As I set up for my first class, I opened my computer. I have it set to display a series of a hundred pictures that it cycles through from a photo folder. But of course, the one that opened today was a shot of Shawn and me, looking at each other. That made trigger number three. In front of students, no less. I was supposed to teach about the Mexican political system, but all of the sudden I just couldn’t.
So, I started to talk to them. I didn’t have a plan about what I was going to say, but this was a room full of high school seniors who would go out into the world really soon. “Sometimes,” I started, “bad things happen.”
The room was so silent I could hear a pin drop. I continued, “sometimes really bad things happen.”
Every head was turned towards me. They knew I was telling them something that teachers usually don’t share.
“I hope such a tragic thing won’t ever happen to you,” I said, “or if it does, I hope it’s not for a really, really, really long time. But you will likely face something terrible someday. It’s part of living in this world. And so I am here, still living with my grief but showing you one way you might greet this kind of adversity when it comes.”
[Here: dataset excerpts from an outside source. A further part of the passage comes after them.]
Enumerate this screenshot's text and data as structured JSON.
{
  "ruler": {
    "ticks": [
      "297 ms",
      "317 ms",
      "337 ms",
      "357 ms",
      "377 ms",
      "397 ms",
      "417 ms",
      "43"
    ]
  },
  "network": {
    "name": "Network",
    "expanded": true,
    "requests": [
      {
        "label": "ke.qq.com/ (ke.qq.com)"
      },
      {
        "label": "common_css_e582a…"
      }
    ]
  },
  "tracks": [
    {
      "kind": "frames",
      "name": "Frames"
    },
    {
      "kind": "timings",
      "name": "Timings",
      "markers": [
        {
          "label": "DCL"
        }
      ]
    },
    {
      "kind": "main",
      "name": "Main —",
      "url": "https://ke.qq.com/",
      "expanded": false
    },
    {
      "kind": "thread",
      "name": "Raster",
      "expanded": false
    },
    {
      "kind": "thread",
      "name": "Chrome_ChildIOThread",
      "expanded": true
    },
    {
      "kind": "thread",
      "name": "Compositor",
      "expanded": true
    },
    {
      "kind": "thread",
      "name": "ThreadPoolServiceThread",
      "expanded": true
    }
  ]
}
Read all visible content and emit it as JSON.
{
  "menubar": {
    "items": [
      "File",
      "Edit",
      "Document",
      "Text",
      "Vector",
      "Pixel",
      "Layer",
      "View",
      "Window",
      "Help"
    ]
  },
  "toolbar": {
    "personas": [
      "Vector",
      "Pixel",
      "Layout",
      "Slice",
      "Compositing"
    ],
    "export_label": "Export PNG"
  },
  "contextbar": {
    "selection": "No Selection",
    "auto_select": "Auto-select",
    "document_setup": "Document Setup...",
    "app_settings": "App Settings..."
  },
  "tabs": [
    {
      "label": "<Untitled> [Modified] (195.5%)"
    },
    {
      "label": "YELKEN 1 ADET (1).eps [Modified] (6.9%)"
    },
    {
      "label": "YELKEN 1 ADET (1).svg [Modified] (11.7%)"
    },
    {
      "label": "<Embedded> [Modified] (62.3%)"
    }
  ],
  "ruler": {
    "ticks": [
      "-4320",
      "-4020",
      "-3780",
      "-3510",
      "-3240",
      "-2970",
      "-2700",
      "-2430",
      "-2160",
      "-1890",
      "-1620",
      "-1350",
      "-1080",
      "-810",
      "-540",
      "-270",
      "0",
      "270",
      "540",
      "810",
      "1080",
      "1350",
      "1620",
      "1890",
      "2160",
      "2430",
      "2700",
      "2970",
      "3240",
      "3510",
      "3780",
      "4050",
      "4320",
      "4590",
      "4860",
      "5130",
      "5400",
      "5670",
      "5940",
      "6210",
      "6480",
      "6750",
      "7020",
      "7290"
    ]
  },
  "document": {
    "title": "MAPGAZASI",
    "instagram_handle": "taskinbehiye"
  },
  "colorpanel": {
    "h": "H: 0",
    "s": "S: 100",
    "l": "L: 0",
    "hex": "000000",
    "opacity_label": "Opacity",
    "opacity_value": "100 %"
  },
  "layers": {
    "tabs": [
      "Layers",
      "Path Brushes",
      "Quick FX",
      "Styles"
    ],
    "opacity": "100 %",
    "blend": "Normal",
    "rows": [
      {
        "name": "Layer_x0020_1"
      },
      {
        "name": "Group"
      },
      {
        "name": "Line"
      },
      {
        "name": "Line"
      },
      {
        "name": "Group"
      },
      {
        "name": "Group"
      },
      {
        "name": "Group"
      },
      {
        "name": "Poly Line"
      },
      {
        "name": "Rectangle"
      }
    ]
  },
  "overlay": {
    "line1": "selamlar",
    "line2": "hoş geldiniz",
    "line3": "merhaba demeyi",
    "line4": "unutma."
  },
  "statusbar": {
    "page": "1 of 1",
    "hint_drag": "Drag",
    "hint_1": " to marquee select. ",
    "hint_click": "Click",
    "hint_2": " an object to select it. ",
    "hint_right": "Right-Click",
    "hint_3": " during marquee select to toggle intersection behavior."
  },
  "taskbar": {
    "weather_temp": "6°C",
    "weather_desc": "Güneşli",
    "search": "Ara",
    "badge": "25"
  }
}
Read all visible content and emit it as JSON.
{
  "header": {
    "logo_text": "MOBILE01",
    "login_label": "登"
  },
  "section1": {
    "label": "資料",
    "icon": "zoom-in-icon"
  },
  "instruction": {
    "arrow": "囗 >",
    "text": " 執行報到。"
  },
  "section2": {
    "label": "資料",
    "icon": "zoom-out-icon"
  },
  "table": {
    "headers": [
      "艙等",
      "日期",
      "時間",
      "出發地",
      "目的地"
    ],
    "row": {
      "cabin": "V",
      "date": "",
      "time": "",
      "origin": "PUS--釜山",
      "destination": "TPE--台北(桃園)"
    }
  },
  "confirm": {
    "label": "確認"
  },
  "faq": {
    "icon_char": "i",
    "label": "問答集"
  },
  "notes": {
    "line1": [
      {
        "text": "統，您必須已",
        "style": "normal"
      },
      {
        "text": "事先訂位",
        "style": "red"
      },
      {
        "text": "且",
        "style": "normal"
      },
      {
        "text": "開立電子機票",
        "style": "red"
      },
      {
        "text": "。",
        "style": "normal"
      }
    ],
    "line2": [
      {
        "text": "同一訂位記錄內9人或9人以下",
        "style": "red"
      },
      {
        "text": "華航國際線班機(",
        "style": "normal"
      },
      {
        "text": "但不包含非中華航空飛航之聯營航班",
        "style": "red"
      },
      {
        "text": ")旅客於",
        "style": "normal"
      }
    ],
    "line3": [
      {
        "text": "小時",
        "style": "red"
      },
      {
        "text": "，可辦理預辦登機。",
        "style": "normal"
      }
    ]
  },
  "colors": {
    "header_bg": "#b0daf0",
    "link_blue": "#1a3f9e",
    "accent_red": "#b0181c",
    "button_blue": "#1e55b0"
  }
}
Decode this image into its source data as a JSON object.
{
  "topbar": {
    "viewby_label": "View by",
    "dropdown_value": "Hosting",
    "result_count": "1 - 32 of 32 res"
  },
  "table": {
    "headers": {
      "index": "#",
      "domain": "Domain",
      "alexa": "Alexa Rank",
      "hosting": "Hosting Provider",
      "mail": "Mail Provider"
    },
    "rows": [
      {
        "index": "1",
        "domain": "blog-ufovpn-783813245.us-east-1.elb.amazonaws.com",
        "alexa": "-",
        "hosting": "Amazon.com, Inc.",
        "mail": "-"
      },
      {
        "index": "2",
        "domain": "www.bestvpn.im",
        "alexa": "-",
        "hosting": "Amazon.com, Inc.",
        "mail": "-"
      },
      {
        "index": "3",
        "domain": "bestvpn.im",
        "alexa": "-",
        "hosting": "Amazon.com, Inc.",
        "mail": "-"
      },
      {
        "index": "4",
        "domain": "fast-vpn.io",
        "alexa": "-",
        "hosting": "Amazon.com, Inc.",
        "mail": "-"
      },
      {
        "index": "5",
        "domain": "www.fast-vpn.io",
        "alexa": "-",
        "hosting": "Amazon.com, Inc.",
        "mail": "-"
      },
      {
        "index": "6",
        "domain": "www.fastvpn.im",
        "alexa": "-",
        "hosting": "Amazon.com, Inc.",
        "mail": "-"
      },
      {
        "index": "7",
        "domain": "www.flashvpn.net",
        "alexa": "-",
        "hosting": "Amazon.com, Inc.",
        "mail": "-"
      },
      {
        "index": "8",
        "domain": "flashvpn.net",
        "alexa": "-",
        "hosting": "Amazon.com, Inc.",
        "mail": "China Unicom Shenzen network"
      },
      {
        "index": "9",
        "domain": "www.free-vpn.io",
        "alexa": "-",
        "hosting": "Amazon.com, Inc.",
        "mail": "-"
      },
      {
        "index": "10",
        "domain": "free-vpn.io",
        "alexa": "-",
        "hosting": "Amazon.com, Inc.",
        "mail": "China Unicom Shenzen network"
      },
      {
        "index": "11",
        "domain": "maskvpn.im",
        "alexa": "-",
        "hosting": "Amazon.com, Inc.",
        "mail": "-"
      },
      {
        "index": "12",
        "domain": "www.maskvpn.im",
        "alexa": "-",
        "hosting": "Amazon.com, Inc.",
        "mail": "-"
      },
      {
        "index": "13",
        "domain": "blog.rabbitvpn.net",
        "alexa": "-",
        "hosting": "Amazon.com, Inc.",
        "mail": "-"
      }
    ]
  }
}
I paused here, not knowing exactly what I was trying to say. I wanted them to know that I would be okay, even if I wasn’t okay right now. What could I tell them to make them understand that?
“Here is what I know,” I said, “the best way through my grief is through it. For me, this means facing what I am feeling and talking about it when the time comes. It frequently means being imperfect, especially in the classroom.”
I told them that right now I am sad, but I am also happy to be surrounded by them. I told them how I had missed the funny inside jokes that we had and how I couldn’t wait to hear about their lives. I also told them, briefly, what it was like to spend that day in November teaching about the three branches of government, and then go home that night and find out my husband had terminal cancer.
I told them that I wished they could give out lessons to many adults about how to spread love to someone who is grieving. Because what I really wanted to hear today was just what they said: that they missed me and that they were so happy I was in their presence. Even if I was much less than perfect.
Today was not a referendum on who I am as a teacher. It was messy and imperfect, as teaching always is. But if it had been a referendum, I’d feel okay about it. That first class might not have had a tidy lesson on the Mexican political system, but they saw me put one foot in front of the other. If they remember only one thing from me as a teacher, I hope that’s it.